Full Scan (No Filter)¶
To retrieve all documents in a collection (a full scan), omit the expression:
QueryRequest scanAll = QueryRequest.builder()
.maxPageSize(100)
.build();
QueryPage page = client.query(addr, scanAll);
Warning: Full scans read every document in the collection. For large datasets, this is expensive (cross-partition in Cosmos, full table scan in DynamoDB and Spanner). Always prefer expression-based filtering when possible.
Expression-Based Filtering¶
Filter documents using field comparisons, logical operators, and functions:
// Simple equality
QueryRequest q1 = QueryRequest.builder()
.expression("portfolioId = @pid")
.parameter("pid", "portfolio-alpha")
.build();
// Range query
QueryRequest q2 = QueryRequest.builder()
.expression("marketValue BETWEEN @low AND @high")

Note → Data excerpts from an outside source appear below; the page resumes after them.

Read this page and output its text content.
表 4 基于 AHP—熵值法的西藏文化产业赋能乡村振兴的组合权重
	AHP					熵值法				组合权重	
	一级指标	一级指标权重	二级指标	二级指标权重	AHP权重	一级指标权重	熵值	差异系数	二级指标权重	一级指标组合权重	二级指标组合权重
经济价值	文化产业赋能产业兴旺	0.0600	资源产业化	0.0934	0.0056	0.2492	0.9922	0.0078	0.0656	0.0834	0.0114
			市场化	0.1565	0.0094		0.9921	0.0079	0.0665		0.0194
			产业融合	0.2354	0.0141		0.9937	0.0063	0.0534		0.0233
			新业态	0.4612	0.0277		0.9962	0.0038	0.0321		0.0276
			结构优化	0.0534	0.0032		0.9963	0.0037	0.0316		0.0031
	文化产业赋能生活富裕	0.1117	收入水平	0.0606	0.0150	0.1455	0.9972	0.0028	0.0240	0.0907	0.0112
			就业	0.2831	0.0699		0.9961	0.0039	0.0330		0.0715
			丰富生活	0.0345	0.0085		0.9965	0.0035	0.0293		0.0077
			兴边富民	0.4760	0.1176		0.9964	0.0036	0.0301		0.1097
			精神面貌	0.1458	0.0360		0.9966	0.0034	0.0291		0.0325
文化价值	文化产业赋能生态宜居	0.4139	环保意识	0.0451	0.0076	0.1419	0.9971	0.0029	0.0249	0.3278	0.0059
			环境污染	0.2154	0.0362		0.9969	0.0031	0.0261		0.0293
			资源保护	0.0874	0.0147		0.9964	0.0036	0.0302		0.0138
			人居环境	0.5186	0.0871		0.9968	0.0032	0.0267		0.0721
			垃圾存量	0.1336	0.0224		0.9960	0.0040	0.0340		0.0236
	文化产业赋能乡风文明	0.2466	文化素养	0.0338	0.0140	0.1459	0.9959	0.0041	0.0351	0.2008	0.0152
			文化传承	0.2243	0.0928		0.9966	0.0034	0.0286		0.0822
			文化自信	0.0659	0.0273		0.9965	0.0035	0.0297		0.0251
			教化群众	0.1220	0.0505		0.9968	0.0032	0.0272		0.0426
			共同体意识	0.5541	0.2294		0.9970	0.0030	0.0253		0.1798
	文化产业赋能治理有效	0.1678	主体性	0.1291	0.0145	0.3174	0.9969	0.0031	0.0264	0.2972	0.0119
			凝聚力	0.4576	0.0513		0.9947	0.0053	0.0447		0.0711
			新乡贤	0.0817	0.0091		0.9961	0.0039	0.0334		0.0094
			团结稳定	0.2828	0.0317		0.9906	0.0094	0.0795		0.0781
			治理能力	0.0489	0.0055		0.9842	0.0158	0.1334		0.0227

.parameter("low", 50000.0)
.parameter("high", 200000.0)
.build();
// Set membership
QueryRequest q3 = QueryRequest.builder()
.expression("severity IN (@s1, @s2)")
.parameter("s1", "HIGH")
.parameter("s2", "CRITICAL")
.build();
// Negation
QueryRequest q4 = QueryRequest.builder()
.expression("NOT status = @excluded")
.parameter("excluded", "CLOSED")
.build();
Multi-Condition Queries¶
Combine multiple conditions with AND and OR, using parentheses for grouping:
// All active high-value tech positions
QueryRequest query = QueryRequest.builder()
.expression(
"portfolioId = @pid AND sector = @sector AND marketValue > @minValue"
)
.parameter("pid", "portfolio-alpha")
.parameter("sector", "Technology")
.parameter("minValue", 100000.0)
.maxPageSize(50)
.build();
// Complex boolean logic with grouping
QueryRequest complex = QueryRequest.builder()
.expression(
"(severity = @high OR severity = @critical) AND status = @open"
)
.parameter("high", "HIGH")
.parameter("critical", "CRITICAL")
.parameter("open", "OPEN")
.build();
Native Expression Passthrough¶
When you need provider-specific features not available in the portable DSL
(e.g., LIKE, ORDER BY, aggregate functions), bypass the portable layer
with nativeExpression():
// Cosmos DB - full SQL capability
QueryRequest cosmosQuery = QueryRequest.builder()
.nativeExpression(
"SELECT c.symbol, c.marketValue FROM c " +
"WHERE c.portfolioId = @pid ORDER BY c.marketValue DESC"
)
.parameter("pid", "portfolio-alpha")
.maxPageSize(10)
.build();
// DynamoDB - PartiQL syntax
QueryRequest dynamoQuery = QueryRequest.builder()
.nativeExpression(
"SELECT * FROM \"acme-risk-db__positions\" " +
"WHERE begins_with(symbol, 'AA')"
)
.maxPageSize(10)
.build();
// Spanner - GoogleSQL syntax
QueryRequest spannerQuery = QueryRequest.builder()
.nativeExpression(
"SELECT * FROM positions WHERE STARTS_WITH(symbol, 'AA') " +
"ORDER BY marketValue DESC LIMIT 10"
)
.build();
Warning:
expressionandnativeExpressionare mutually exclusive - setting both throws an error. Native expressions break portability: switching providers requires rewriting the query.
Translation Pipeline¶
When you use a portable expression, the SDK processes it through a four-stage
pipeline before execution:
┌───────────────────────────────────────────────────────────────────┐
│ 1. PARSE ExpressionParser converts the string to a typed │
│ AST (Abstract Syntax Tree) │
│ │
│ 2. VALIDATE ExpressionValidator checks that all @parameters │
│ are bound and function signatures are correct │
│ │
│ 3. TRANSLATE Provider-specific ExpressionTranslator converts │
│ the AST to native query syntax │
│ │
│ 4. EXECUTE Provider runs the translated query against the │
│ database with bound parameters │
└───────────────────────────────────────────────────────────────────┘
This is fully transparent - your application code only provides the portable expression string and parameters.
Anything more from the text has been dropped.